SUMMARY: The video shows a robotic rectal resection with manual colo-anal anastomosis for adenocarcinoma of the lower rectum. A 47 years old woman was diagnosed with a cT2N0 adenocarcinoma of the lower rectum located 1 cm from the dentate line. Preoperative assessment was performed with colonoscopy with biopsy, thoraco-abdominal CT scan, pelvic MRI and echoendoscopy. The patient was positioned in dorsal decubitus with open legs and the operating table was in Trendellemburg position and rotated to the right. Six trocars were inserted: one right paraumbilical for the optical system, three robotic trocars in right iliac fossa, left iliac fossa and epigastrium and two accessory trocars in the right flank.

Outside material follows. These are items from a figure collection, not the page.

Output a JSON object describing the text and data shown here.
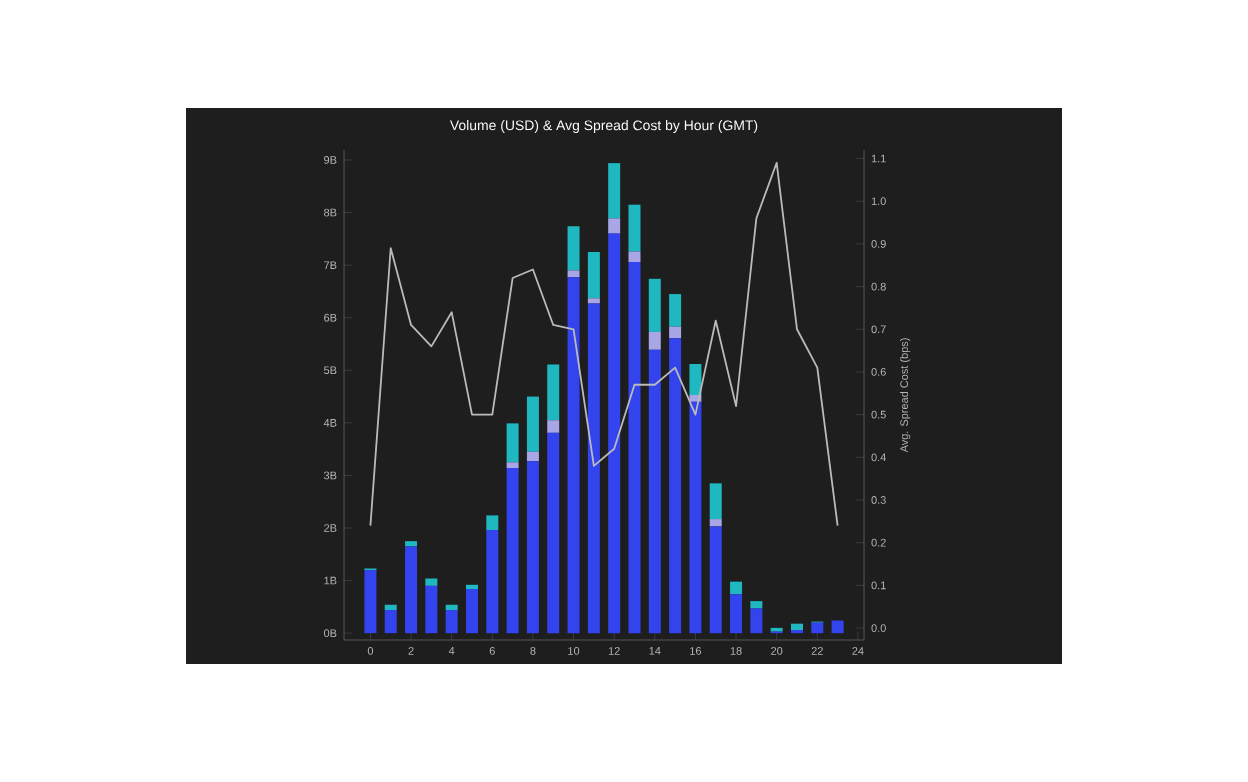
{
  "chart_data": {
    "type": "bar",
    "title": "Volume (USD) & Avg Spread Cost by Hour (GMT)",
    "y2label": "Avg. Spread Cost (bps)",
    "x": [
      0,
      1,
      2,
      3,
      4,
      5,
      6,
      7,
      8,
      9,
      10,
      11,
      12,
      13,
      14,
      15,
      16,
      17,
      18,
      19,
      20,
      21,
      22,
      23
    ],
    "stacked": true,
    "series": [
      {
        "color": "#3344ee",
        "values": [
          1.2,
          0.44,
          1.65,
          0.9,
          0.44,
          0.84,
          1.96,
          3.14,
          3.27,
          3.81,
          6.77,
          6.27,
          7.6,
          7.06,
          5.39,
          5.61,
          4.4,
          2.03,
          0.74,
          0.47,
          0.03,
          0.06,
          0.2,
          0.24
        ]
      },
      {
        "color": "#a9a6e8",
        "values": [
          0,
          0,
          0,
          0,
          0,
          0,
          0,
          0.11,
          0.18,
          0.24,
          0.13,
          0.1,
          0.29,
          0.2,
          0.34,
          0.22,
          0.13,
          0.14,
          0,
          0,
          0,
          0,
          0,
          0
        ]
      },
      {
        "color": "#1fb8c0",
        "values": [
          0.03,
          0.1,
          0.1,
          0.14,
          0.1,
          0.08,
          0.28,
          0.74,
          1.05,
          1.06,
          0.84,
          0.88,
          1.05,
          0.89,
          1.01,
          0.62,
          0.59,
          0.68,
          0.24,
          0.14,
          0.07,
          0.12,
          0.02,
          0
        ]
      },
      {
        "type": "line",
        "axis": "y2",
        "color": "#bbbbbb",
        "values": [
          0.24,
          0.89,
          0.71,
          0.66,
          0.74,
          0.5,
          0.5,
          0.82,
          0.84,
          0.71,
          0.7,
          0.38,
          0.42,
          0.57,
          0.57,
          0.61,
          0.5,
          0.72,
          0.52,
          0.96,
          1.09,
          0.7,
          0.61,
          0.24
        ]
      }
    ],
    "xlim": [
      -1.3,
      24.3
    ],
    "xticks": [
      0,
      2,
      4,
      6,
      8,
      10,
      12,
      14,
      16,
      18,
      20,
      22,
      24
    ],
    "ylim": [
      -0.13,
      9.19
    ],
    "yticks": [
      {
        "value": 0,
        "label": "0B"
      },
      {
        "value": 1,
        "label": "1B"
      },
      {
        "value": 2,
        "label": "2B"
      },
      {
        "value": 3,
        "label": "3B"
      },
      {
        "value": 4,
        "label": "4B"
      },
      {
        "value": 5,
        "label": "5B"
      },
      {
        "value": 6,
        "label": "6B"
      },
      {
        "value": 7,
        "label": "7B"
      },
      {
        "value": 8,
        "label": "8B"
      },
      {
        "value": 9,
        "label": "9B"
      }
    ],
    "y2lim": [
      -0.028,
      1.12
    ],
    "y2ticks": [
      {
        "value": 0,
        "label": "0.0"
      },
      {
        "value": 0.1,
        "label": "0.1"
      },
      {
        "value": 0.2,
        "label": "0.2"
      },
      {
        "value": 0.3,
        "label": "0.3"
      },
      {
        "value": 0.4,
        "label": "0.4"
      },
      {
        "value": 0.5,
        "label": "0.5"
      },
      {
        "value": 0.6,
        "label": "0.6"
      },
      {
        "value": 0.7,
        "label": "0.7"
      },
      {
        "value": 0.8,
        "label": "0.8"
      },
      {
        "value": 0.9,
        "label": "0.9"
      },
      {
        "value": 1,
        "label": "1.0"
      },
      {
        "value": 1.1,
        "label": "1.1"
      }
    ]
  }
}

After laparoscopic exploration of the abdominal cavity with hepatic ultrasonography, the robotic arms were connected, the cart coming from the patient’s left flank. First operative step was splenic flexure mobilization, performed with a medial-to-lateral approach with isolation and section of the inferior mesenteric vein, opening of the lesser sac by sectioning the root of transverse mesocolon, and colo-epiploic detachment from the right to the left. Inferior mesenteric artery was then isolated and sectioned at its origin. Mesorectal excision started posteriorly to the arterial plane and was conducted until the muscular pelvic floor. The perineal phase of the surgery consisted in a mucosectomy of the lower rectum starting 2 cm distally from the tumour; the inter-sphinteric plane was then reached and the dissection proceeded cranially until reaching the abdominal level. The rectum was completely dissected and extracted through the anus; proximal resection was performed on the descending colon; after realizing a colic J pouch, a manual end-to-end anastomosis was performed between the pouch and the external sphincter. Operating time was 5 hours; postoperative course was uneventful, first bowel movements were observed on second postoperative day (POD) through the lateral ileostomy and the patient was discharged on 7th POD. Final histopathological examination confirmed a T2N0 adenocarcinoma with 32 harvested lymph nodes. Robotic surgical approach to the lower pelvis may increase the precision of rectal dissection and overcome technical difficulties of conventional laparoscopy.